Emerging research on treatments for APS/CAPS provides a hopeful outlook for future cases. For primary prophylaxis, statins have been suggested to protect against thrombosis [16]. Daratumumab has been demonstrated to reduce aPL titers and treat APS patients that are refractory to first-line anticoagulant therapy, with the Daratumumab in Primary Antiphospholipid Syndrome (DARE-APS) trial launched in 2023 to study the use of daratumumab in primary APS patients [17,18]. NETs have been found to promote thrombus growth in APS patients and anti-neutrophil medications such as defibrotide were demonstrated in a patient case to induce remission of CAPS [19,20]. Rapid complement sequencing may serve a role in the future as an important biomarker in the diagnosis of CAPS and inhibition of complement-driven inflammation may be a potential target for treatment however both remain areas of active research [7]. Development of a rapid, CAPS-specific diagnostic test will provide physicians with clarity and enable timely, appropriate treatment for more complex cases such as the one presented here, where CAPS may be difficult to distinguish clinically from other life-threatening conditions. Additionally, incorporation of possible adjunct thrombolytic therapies in the management of APS may help prevent long-term complications and improve prognosis of CAPS.
Conclusions
In summary, we report a case of CAPS that occurred in a patient undergoing treatment for severe anemia in the context of GI bleed.
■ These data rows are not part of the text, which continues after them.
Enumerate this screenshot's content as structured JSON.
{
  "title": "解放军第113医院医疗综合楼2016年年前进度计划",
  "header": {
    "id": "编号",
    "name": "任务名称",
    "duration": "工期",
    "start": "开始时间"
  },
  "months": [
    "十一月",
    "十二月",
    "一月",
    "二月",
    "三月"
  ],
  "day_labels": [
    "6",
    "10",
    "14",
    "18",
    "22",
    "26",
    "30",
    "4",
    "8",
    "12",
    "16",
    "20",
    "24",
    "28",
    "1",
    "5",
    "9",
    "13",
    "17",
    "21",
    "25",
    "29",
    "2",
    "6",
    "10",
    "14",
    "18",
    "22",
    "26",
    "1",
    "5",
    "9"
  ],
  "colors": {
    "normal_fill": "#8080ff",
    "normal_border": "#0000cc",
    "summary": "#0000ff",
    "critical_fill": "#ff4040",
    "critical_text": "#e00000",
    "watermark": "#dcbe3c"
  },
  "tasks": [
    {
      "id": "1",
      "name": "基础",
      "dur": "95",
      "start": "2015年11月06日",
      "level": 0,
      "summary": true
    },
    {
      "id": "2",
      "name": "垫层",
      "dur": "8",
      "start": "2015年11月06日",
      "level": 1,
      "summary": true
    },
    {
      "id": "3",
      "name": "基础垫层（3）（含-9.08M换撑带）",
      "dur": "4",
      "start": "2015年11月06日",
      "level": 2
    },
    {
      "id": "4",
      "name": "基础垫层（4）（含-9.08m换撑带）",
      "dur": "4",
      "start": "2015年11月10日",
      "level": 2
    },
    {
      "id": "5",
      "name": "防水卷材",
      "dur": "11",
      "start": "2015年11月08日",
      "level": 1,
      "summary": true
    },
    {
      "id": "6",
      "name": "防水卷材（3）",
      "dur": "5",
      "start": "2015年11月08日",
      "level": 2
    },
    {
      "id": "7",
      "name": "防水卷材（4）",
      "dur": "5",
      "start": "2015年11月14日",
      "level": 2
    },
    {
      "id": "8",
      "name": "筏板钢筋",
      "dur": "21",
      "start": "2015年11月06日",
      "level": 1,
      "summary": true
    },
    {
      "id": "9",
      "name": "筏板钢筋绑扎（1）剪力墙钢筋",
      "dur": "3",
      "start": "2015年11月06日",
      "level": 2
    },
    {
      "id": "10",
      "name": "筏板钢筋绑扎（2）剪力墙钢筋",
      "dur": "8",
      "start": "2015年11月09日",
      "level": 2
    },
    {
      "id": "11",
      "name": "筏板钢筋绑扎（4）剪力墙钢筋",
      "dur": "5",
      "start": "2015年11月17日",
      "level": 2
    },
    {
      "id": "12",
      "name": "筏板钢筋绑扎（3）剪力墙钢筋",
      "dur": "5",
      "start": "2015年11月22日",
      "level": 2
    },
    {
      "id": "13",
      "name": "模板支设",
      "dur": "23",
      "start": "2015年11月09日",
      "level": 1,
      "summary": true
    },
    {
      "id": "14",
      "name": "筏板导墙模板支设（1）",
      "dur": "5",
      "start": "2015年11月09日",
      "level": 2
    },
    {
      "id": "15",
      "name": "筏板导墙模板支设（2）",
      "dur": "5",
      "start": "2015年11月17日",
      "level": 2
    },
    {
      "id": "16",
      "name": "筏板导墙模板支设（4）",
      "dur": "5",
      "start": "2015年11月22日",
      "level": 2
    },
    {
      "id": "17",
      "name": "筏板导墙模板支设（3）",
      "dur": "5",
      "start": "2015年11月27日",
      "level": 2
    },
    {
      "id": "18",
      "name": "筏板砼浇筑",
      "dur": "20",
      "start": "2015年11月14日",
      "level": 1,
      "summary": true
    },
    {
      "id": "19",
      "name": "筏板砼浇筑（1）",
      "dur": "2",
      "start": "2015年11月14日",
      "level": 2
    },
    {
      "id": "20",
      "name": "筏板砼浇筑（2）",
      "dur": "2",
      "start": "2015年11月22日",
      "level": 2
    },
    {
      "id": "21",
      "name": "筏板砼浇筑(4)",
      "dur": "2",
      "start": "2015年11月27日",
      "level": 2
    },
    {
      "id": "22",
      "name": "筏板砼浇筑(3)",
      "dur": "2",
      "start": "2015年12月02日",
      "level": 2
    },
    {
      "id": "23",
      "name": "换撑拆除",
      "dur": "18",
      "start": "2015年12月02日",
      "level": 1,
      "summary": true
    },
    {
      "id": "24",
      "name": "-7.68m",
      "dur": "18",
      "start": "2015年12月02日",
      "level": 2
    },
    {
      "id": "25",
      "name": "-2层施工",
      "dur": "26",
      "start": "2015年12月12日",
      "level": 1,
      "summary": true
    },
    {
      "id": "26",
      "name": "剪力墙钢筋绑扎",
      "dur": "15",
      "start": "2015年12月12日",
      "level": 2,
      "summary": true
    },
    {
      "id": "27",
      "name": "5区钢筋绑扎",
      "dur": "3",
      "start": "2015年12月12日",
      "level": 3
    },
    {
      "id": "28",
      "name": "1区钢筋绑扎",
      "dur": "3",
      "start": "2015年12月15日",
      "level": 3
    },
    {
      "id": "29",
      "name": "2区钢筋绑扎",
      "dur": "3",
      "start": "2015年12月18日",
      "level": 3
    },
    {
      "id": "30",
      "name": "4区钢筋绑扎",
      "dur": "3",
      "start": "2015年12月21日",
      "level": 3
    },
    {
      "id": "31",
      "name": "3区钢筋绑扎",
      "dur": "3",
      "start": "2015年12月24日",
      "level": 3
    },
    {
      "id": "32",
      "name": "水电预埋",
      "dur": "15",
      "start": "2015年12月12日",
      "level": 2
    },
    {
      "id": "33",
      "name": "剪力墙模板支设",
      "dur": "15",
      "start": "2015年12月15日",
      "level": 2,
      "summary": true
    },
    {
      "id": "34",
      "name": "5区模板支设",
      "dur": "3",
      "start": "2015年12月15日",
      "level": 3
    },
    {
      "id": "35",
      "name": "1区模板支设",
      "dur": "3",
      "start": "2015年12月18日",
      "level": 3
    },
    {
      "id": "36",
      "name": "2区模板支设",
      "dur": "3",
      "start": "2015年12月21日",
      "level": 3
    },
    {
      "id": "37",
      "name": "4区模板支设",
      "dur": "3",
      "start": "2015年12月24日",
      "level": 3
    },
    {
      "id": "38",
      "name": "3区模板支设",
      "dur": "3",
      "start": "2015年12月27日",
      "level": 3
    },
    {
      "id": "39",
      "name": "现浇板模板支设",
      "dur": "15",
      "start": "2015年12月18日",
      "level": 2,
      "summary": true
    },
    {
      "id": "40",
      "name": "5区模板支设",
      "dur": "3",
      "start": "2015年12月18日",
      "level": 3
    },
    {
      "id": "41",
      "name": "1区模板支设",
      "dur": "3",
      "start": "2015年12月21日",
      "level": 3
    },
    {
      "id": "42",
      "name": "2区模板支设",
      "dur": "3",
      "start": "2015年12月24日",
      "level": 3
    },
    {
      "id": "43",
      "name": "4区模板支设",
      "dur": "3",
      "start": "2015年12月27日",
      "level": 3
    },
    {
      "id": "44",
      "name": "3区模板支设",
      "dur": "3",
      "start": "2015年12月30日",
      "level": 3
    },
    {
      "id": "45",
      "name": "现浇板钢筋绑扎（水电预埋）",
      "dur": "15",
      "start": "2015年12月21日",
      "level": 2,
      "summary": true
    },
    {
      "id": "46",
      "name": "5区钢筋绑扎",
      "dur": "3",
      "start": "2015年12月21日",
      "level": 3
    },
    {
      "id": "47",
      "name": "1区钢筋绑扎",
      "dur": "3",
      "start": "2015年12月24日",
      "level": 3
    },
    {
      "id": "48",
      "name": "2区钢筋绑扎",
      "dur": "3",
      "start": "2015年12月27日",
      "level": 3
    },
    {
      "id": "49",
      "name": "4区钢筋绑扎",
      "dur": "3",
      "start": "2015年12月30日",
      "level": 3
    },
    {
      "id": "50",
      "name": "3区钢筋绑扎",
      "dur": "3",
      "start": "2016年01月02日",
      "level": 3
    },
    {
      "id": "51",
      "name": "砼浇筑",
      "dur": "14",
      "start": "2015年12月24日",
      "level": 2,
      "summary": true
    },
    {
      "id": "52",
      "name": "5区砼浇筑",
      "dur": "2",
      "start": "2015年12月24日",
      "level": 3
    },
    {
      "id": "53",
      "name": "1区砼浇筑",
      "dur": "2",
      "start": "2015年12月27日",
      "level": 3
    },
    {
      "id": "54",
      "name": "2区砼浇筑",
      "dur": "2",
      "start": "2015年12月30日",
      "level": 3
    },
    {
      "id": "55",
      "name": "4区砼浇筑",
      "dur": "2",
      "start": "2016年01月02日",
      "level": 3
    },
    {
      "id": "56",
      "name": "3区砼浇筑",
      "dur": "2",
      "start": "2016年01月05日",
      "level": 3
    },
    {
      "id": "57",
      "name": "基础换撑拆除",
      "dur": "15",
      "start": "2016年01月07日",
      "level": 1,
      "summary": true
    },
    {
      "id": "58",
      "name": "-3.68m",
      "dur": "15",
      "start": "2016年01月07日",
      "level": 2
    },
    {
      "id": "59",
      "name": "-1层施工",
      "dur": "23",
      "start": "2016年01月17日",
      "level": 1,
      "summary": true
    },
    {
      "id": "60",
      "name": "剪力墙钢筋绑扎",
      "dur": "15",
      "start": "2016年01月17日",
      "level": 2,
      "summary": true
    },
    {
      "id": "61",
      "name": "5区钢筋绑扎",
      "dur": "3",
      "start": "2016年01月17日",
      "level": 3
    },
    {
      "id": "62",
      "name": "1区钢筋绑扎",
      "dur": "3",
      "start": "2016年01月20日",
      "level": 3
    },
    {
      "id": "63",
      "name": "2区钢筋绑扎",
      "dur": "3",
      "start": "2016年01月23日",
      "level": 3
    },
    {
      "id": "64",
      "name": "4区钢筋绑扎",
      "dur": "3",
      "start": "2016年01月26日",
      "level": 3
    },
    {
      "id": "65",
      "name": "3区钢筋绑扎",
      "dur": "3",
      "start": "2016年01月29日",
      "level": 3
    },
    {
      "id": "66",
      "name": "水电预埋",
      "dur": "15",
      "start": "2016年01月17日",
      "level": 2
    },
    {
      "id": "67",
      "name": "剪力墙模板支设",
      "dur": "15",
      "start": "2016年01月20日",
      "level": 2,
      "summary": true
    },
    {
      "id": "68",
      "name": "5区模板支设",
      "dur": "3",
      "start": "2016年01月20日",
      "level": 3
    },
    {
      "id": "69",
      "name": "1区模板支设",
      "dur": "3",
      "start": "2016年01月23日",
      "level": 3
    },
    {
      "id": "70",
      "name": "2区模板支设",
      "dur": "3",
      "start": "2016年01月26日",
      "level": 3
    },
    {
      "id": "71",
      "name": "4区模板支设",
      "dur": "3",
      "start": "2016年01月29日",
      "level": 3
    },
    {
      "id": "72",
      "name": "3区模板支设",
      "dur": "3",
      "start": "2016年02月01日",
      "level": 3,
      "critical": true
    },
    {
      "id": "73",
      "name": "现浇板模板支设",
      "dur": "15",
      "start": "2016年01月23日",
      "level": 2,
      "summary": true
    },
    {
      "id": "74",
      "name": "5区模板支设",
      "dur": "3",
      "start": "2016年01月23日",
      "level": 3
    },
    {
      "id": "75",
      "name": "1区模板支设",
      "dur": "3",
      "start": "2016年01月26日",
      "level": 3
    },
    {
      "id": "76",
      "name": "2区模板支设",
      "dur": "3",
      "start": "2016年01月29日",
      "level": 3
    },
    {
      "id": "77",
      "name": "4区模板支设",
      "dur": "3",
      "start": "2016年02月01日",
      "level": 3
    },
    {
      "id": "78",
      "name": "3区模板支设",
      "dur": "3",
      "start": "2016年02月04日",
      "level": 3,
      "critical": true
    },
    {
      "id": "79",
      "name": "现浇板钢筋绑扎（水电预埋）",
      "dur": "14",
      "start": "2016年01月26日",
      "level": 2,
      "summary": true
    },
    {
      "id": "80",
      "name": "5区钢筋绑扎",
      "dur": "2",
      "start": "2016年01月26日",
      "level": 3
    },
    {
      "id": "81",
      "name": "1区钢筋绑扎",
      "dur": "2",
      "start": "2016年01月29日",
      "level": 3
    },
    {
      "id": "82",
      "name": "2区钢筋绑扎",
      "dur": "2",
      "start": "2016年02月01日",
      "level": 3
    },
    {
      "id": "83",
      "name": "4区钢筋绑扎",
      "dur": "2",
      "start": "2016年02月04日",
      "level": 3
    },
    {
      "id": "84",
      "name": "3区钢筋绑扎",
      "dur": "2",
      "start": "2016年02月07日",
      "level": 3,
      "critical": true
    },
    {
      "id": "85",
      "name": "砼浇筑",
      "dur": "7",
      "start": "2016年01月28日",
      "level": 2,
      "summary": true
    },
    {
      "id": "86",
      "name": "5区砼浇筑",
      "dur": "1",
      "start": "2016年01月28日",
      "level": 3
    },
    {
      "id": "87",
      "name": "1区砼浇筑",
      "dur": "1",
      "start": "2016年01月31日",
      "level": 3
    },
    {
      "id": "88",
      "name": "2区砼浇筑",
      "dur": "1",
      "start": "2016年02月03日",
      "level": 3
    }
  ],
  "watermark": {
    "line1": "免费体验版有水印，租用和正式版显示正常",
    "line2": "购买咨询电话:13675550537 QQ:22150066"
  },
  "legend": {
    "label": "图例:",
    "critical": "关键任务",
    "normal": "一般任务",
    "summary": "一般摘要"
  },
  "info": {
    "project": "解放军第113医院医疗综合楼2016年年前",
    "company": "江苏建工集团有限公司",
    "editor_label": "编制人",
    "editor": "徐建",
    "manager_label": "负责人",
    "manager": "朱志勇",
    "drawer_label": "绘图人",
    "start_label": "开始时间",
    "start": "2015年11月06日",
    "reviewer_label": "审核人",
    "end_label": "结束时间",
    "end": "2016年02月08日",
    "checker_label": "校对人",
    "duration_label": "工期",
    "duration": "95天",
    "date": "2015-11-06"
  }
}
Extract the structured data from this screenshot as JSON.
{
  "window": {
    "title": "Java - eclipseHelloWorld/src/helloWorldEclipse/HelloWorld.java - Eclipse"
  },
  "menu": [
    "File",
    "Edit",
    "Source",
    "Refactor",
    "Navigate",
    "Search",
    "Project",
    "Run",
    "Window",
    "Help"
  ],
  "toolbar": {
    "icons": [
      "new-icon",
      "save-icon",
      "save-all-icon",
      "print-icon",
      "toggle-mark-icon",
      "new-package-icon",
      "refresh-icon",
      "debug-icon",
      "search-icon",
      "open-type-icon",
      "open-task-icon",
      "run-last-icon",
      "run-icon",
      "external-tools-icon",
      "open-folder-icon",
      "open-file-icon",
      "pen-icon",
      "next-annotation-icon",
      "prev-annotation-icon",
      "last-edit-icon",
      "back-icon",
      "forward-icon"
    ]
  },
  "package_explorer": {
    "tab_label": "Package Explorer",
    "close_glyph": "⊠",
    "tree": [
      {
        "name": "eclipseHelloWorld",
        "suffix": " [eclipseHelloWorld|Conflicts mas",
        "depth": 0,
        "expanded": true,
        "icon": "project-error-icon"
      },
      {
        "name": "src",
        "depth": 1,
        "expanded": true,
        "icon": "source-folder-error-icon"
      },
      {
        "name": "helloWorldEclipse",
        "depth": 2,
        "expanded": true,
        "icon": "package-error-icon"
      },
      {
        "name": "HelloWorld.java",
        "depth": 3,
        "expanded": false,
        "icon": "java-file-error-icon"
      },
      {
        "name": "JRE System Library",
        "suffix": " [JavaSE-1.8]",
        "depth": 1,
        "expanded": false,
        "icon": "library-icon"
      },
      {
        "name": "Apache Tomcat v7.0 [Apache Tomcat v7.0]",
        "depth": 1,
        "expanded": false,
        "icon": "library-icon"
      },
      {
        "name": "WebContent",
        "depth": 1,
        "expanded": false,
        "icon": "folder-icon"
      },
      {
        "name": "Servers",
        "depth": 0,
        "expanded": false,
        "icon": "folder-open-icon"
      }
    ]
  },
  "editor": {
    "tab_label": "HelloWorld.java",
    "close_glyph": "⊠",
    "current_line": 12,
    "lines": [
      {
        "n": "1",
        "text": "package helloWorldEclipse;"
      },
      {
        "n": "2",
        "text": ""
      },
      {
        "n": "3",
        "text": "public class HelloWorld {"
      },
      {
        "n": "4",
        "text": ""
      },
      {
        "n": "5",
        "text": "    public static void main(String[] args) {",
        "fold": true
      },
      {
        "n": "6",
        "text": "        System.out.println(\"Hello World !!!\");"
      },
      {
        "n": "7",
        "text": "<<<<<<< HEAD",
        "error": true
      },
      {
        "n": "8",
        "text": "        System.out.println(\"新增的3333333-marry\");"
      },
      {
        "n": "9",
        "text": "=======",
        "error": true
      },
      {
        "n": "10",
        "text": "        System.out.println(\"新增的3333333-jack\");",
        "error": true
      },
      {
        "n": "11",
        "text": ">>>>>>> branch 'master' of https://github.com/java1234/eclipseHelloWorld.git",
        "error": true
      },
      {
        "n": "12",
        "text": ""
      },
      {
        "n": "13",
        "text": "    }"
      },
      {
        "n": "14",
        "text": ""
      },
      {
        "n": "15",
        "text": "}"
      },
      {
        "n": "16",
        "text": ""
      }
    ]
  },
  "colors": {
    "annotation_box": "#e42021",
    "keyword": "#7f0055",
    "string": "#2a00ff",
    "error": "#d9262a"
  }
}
Given the patient’s non-specific respiratory and cardiovascular signs and symptoms, CAPS was not recognized, and she was treated unsuccessfully with only supportive therapy and blood transfusions. This case highlights the difficulty in an accurate and timely diagnosis of CAPS, especially in the context of another life-threatening condition. Additionally, our case demonstrates the complexity in balancing the risk of CAPS in APS patients when managing another serious health issue such as bleeding. In patient care, appropriate clinical suspicion and acumen are important in identifying and treating life-threatening syndromes such as CAPS.